As above except that any occurrence of a bad value (VAL__BADR as defined by the Starlink PRIMDAT package) in the NDF will be replaced by NaN in the IDL array.

  IDL> var_array = read_ndf(’file’,comp=’v’)

creates an IDL byte array from the VARIANCE component of the same NDF. Output of an IDL array is achieved using the corresponding WRITE_NDF procedure, for example assuming data_array is an IDL floating array then,

  IDL> write_ndf, data_array, ’file’

creates the NDF file.sdf with the same dimensions as the IDL array data_array, and writes the array to its DATA component (of type _REAL). No checks on bad values are made by default, such checks can be carried out, e.g. 

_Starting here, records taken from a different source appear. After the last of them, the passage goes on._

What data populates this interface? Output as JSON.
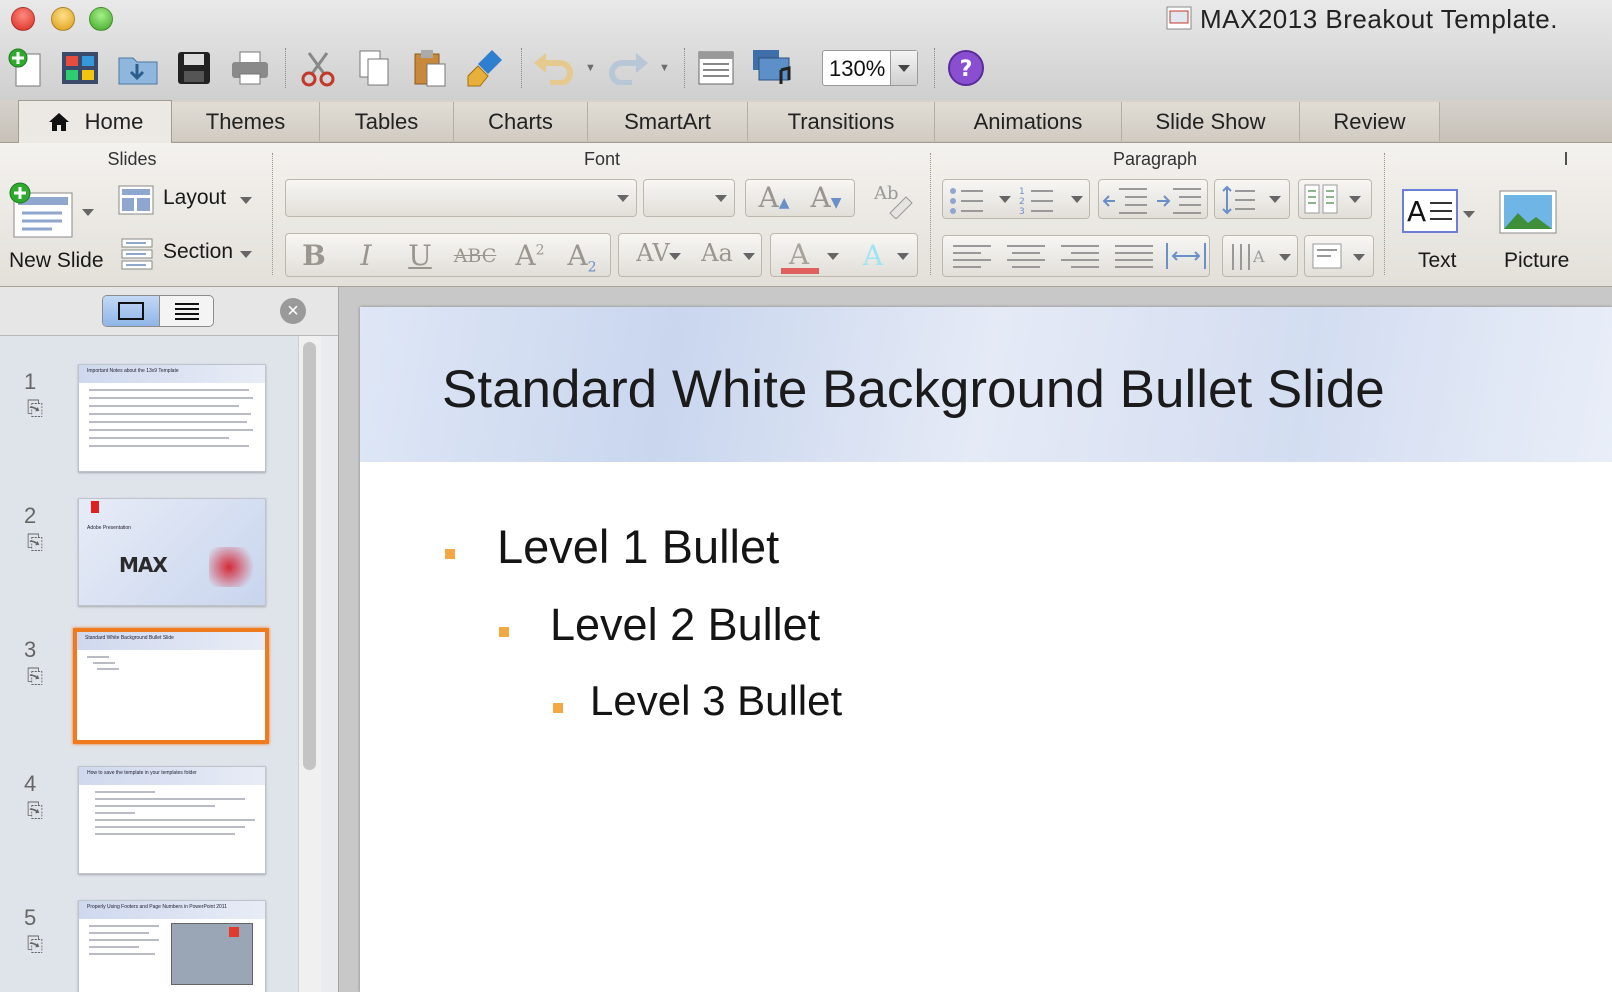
{
  "window": {
    "title": "MAX2013 Breakout Template."
  },
  "toolbar": {
    "zoom": "130%",
    "buttons": [
      "new-icon",
      "gallery-icon",
      "open-icon",
      "save-icon",
      "print-icon",
      "cut-icon",
      "copy-icon",
      "paste-icon",
      "format-brush-icon",
      "undo-icon",
      "redo-icon",
      "slide-sorter-icon",
      "media-icon",
      "help-icon"
    ]
  },
  "ribbon": {
    "tabs": [
      {
        "label": "Home",
        "active": true
      },
      {
        "label": "Themes"
      },
      {
        "label": "Tables"
      },
      {
        "label": "Charts"
      },
      {
        "label": "SmartArt"
      },
      {
        "label": "Transitions"
      },
      {
        "label": "Animations"
      },
      {
        "label": "Slide Show"
      },
      {
        "label": "Review"
      }
    ],
    "groups": {
      "slides": "Slides",
      "font": "Font",
      "paragraph": "Paragraph",
      "insert": "I"
    },
    "slides": {
      "new_slide": "New Slide",
      "layout": "Layout",
      "section": "Section"
    },
    "insert": {
      "text": "Text",
      "picture": "Picture"
    },
    "font": {
      "bold": "B",
      "italic": "I",
      "underline": "U",
      "strike": "ABC",
      "superscript": "A",
      "subscript": "A"
    }
  },
  "slide_pane": {
    "slides": [
      {
        "number": "1",
        "title": "Important Notes about the 13x9 Template"
      },
      {
        "number": "2",
        "title": "Adobe Presentation"
      },
      {
        "number": "3",
        "title": "Standard White Background Bullet Slide",
        "selected": true
      },
      {
        "number": "4",
        "title": "How to save the template in your templates folder"
      },
      {
        "number": "5",
        "title": "Properly Using Footers and Page Numbers in PowerPoint 2011"
      }
    ]
  },
  "slide": {
    "title": "Standard White Background Bullet Slide",
    "bullets": [
      {
        "level": 1,
        "text": "Level 1 Bullet"
      },
      {
        "level": 2,
        "text": "Level 2 Bullet"
      },
      {
        "level": 3,
        "text": "Level 3 Bullet"
      }
    ],
    "bullet_color": "#f4a742"
  }
}
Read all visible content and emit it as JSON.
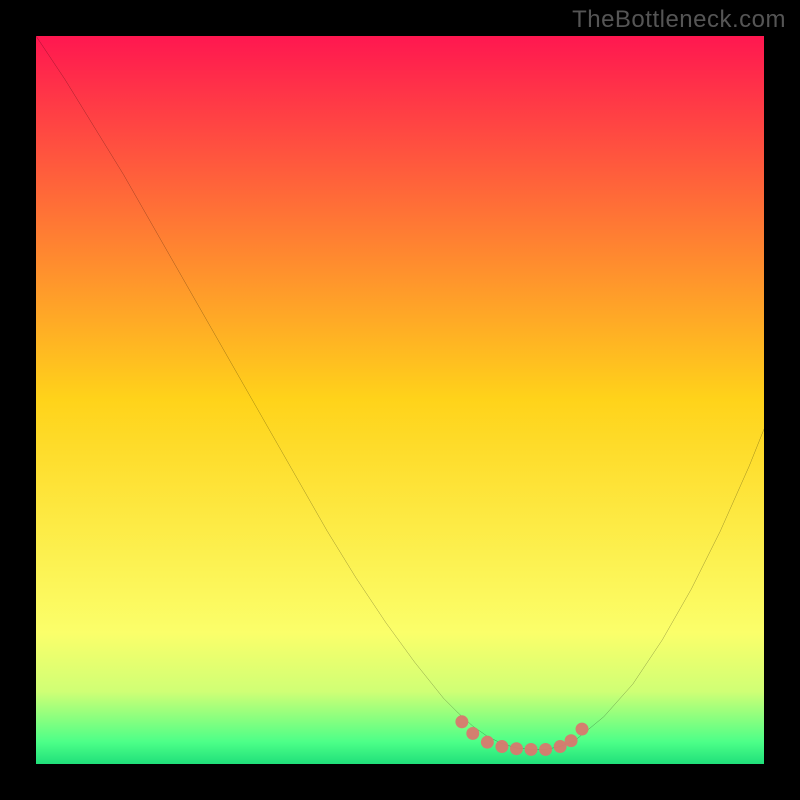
{
  "watermark": "TheBottleneck.com",
  "chart_data": {
    "type": "line",
    "title": "",
    "xlabel": "",
    "ylabel": "",
    "xlim": [
      0,
      100
    ],
    "ylim": [
      0,
      100
    ],
    "legend": false,
    "grid": false,
    "background_gradient": {
      "stops": [
        {
          "offset": 0.0,
          "color": "#ff1750"
        },
        {
          "offset": 0.5,
          "color": "#ffd31a"
        },
        {
          "offset": 0.82,
          "color": "#fbff6a"
        },
        {
          "offset": 0.9,
          "color": "#d0ff75"
        },
        {
          "offset": 0.97,
          "color": "#4cff88"
        },
        {
          "offset": 1.0,
          "color": "#20e07a"
        }
      ]
    },
    "series": [
      {
        "name": "bottleneck-curve",
        "color": "#000000",
        "width": 1.4,
        "x": [
          0,
          4,
          8,
          12,
          16,
          20,
          24,
          28,
          32,
          36,
          40,
          44,
          48,
          52,
          56,
          58,
          60,
          62,
          64,
          66,
          68,
          70,
          72,
          74,
          78,
          82,
          86,
          90,
          94,
          98,
          100
        ],
        "y": [
          100,
          94,
          87.5,
          81,
          74,
          67,
          60,
          53,
          46,
          39,
          32,
          25.5,
          19.5,
          14,
          9,
          7,
          5.2,
          3.8,
          2.8,
          2.2,
          2.0,
          2.0,
          2.4,
          3.2,
          6.5,
          11,
          17,
          24,
          32,
          41,
          46
        ]
      }
    ],
    "highlight": {
      "name": "valley-marker",
      "color": "#d9786e",
      "points": [
        {
          "x": 58.5,
          "y": 5.8
        },
        {
          "x": 60.0,
          "y": 4.2
        },
        {
          "x": 62.0,
          "y": 3.0
        },
        {
          "x": 64.0,
          "y": 2.4
        },
        {
          "x": 66.0,
          "y": 2.1
        },
        {
          "x": 68.0,
          "y": 2.0
        },
        {
          "x": 70.0,
          "y": 2.0
        },
        {
          "x": 72.0,
          "y": 2.4
        },
        {
          "x": 73.5,
          "y": 3.2
        },
        {
          "x": 75.0,
          "y": 4.8
        }
      ],
      "radius": 6.5
    }
  }
}
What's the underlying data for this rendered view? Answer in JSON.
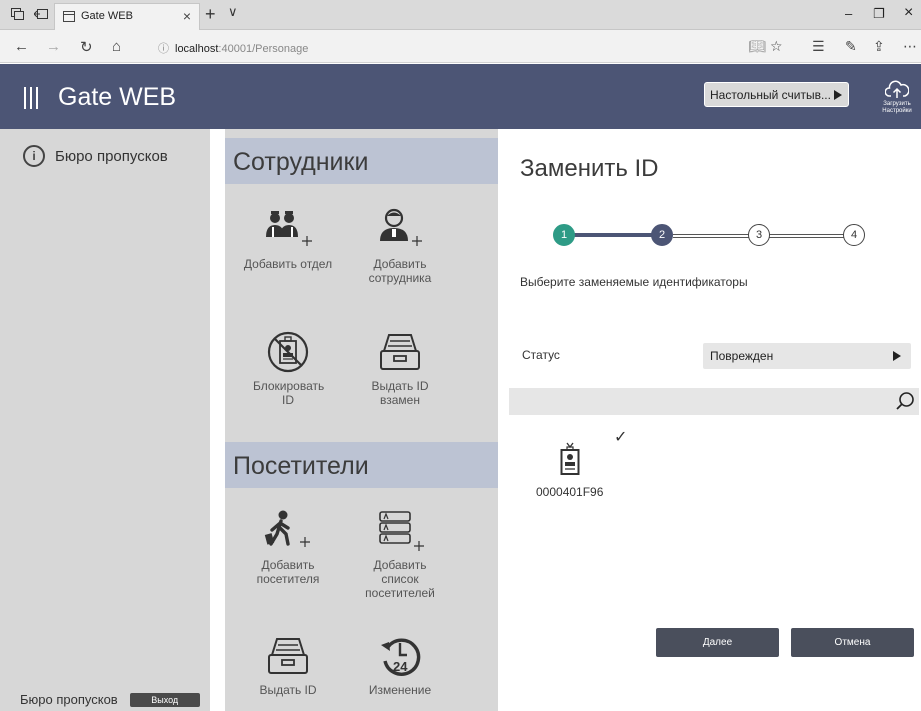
{
  "browser": {
    "tab_title": "Gate WEB",
    "tab_close": "×",
    "new_tab": "+",
    "tab_list": "∨",
    "url_host": "localhost",
    "url_path": ":40001/Personage",
    "url_info": "ⓘ",
    "win_min": "–",
    "win_max": "❐",
    "win_close": "×"
  },
  "header": {
    "title": "Gate WEB",
    "reader_label": "Настольный считыв...",
    "upload_label_1": "Загрузить",
    "upload_label_2": "Настройки"
  },
  "sidebar": {
    "item_label": "Бюро пропусков",
    "footer_user": "Бюро пропусков",
    "exit_label": "Выход"
  },
  "tiles": {
    "employees": {
      "title": "Сотрудники",
      "items": [
        {
          "label": "Добавить отдел",
          "icon": "add-department-icon"
        },
        {
          "label": "Добавить сотрудника",
          "icon": "add-employee-icon"
        },
        {
          "label": "Блокировать ID",
          "icon": "block-id-icon"
        },
        {
          "label": "Выдать ID взамен",
          "icon": "issue-replacement-id-icon"
        }
      ]
    },
    "visitors": {
      "title": "Посетители",
      "items": [
        {
          "label": "Добавить посетителя",
          "icon": "add-visitor-icon"
        },
        {
          "label": "Добавить список посетителей",
          "icon": "add-visitor-list-icon"
        },
        {
          "label": "Выдать ID",
          "icon": "issue-id-icon"
        },
        {
          "label": "Изменение",
          "icon": "change-history-icon"
        }
      ]
    }
  },
  "panel": {
    "title": "Заменить ID",
    "steps": [
      "1",
      "2",
      "3",
      "4"
    ],
    "current_step": 2,
    "instruction": "Выберите заменяемые идентификаторы",
    "status_label": "Статус",
    "status_value": "Поврежден",
    "search_placeholder": "",
    "card_number": "0000401F96",
    "card_checked": "✓",
    "next_label": "Далее",
    "cancel_label": "Отмена"
  },
  "colors": {
    "header": "#4c5575",
    "step_done": "#2e9b86",
    "step_current": "#4c5575",
    "group_header": "#bcc3d3",
    "sidebar": "#d7d7d7",
    "button": "#4a4f5c"
  }
}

  IDL> write_ndf, data_array, ’file’, !values.f_nan

Here any occurrence of the value NaN in the array will be replaced by the VAL__BADR value as defined by the Starlink PRIMDAT package. While

  IDL> write_ndf, var_array, ’file’, comp=’v’

writes the IDL array var_array to the VARIANCE component of the NDF created above. A check is made that the size of the array corresponds with the size of the NDF.

There is yet another approach to read NDF data into IDL. Again we make use of the CONVERT package, this time we use the ndf2ascii application to convert the NDF to a ASCII text file so that we may use the IDL read_ascii procedure, after generating an associated data template using the ascii_template GUI. For instance reading the file file.dat in the subdirectory ifu_data

  IDL> data_file = filepath(’file.dat’, SUBDIR=’ifu_data’)
  IDL> data_template = ascii_template(data_file)
  IDL> data = read_ascii(data_file, TEMPLATE=data_template)

we create an associated data template using ascii_template GUI and read the data into the IDL structure data.

We can similarly use the ndf2unf application to create a sequential unformatted binary file and use the read_binary and assocaited binary_template GUI to read the data into IDL, e.g.

  IDL> udata_file = filepath(’binary.dat’, SUBDIR=’ifu_data’)
  IDL> udata_template = binary_template(udata_file)
  IDL> udata = read_binary(udata_file, TEMPLATE=udata_template)

will return an IDL structure variable udata.

The alternative more-low-level approach to reading either the ASCII or binary unformated files can be taken, allowing you to bypass the template GUIs. More details can be found in CONVERT documentation (see SUN/55).